Einwandererkind in den USA Früher obdachlos, jetzt 17 Uni-Zusagen

Es ist eine Geschichte, wie sie Amerikaner lieben: Dylan Chidick kam als Einwandererkind in die USA, in einer Obdachlosenunterkunft lernte er täglich für die Schule - nun erntet er die Früchte seines Fleißes.

Jersey City: Hier lebt Dylan Chidick mit seiner Familie
REUTERS

Jersey City: Hier lebt Dylan Chidick mit seiner Familie


Geht alles glatt, dann ist Dylan Chidick der Erste in seiner Familie, der an einer Universität studiert. An welcher, das muss er sich allerdings gerade noch überlegen. Denn der 17-Jährige hat aktuell nicht weniger als 17 Zusagen auf dem Tisch.

Das ist alles andere als selbstverständlich - Chidick stammt aus einer wenig begüterten Einwandererfamilie, zwischenzeitlich war er zusammen mit seiner Mutter und seinen beiden Brüdern sogar obdachlos.

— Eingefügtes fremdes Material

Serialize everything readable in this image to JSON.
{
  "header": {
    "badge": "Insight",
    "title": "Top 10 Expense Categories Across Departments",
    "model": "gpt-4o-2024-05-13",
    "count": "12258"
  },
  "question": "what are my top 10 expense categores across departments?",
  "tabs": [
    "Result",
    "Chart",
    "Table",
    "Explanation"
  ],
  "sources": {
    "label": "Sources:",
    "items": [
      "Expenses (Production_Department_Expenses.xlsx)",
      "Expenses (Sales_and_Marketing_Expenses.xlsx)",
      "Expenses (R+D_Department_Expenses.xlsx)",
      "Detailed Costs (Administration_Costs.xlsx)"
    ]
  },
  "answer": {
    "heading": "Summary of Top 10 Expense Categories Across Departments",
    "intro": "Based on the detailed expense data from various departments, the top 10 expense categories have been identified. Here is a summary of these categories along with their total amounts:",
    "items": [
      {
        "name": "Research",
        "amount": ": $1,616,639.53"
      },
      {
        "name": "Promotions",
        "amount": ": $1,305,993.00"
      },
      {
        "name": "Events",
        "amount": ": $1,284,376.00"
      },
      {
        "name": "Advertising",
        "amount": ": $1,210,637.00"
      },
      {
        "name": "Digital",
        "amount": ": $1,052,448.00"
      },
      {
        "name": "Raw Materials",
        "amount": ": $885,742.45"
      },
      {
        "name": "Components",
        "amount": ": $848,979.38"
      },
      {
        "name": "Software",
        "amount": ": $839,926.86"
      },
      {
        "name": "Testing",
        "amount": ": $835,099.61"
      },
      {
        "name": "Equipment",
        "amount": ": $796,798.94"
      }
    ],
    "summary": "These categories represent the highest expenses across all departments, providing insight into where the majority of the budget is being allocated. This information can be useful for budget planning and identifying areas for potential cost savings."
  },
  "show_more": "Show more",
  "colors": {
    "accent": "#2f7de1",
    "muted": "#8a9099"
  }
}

In zahlreichen US-Medien, von "CNN" über die "Washington Post" bis zur "New York Times" wird die Geschichte des jungen Mannes gerade erzählt. Vor gut zehn Jahren kam er mit seiner Mutter Khadine Phillip aus Trinidad in die USA. Zunächst lebte die Familie in Brooklyn, später in Jersey City.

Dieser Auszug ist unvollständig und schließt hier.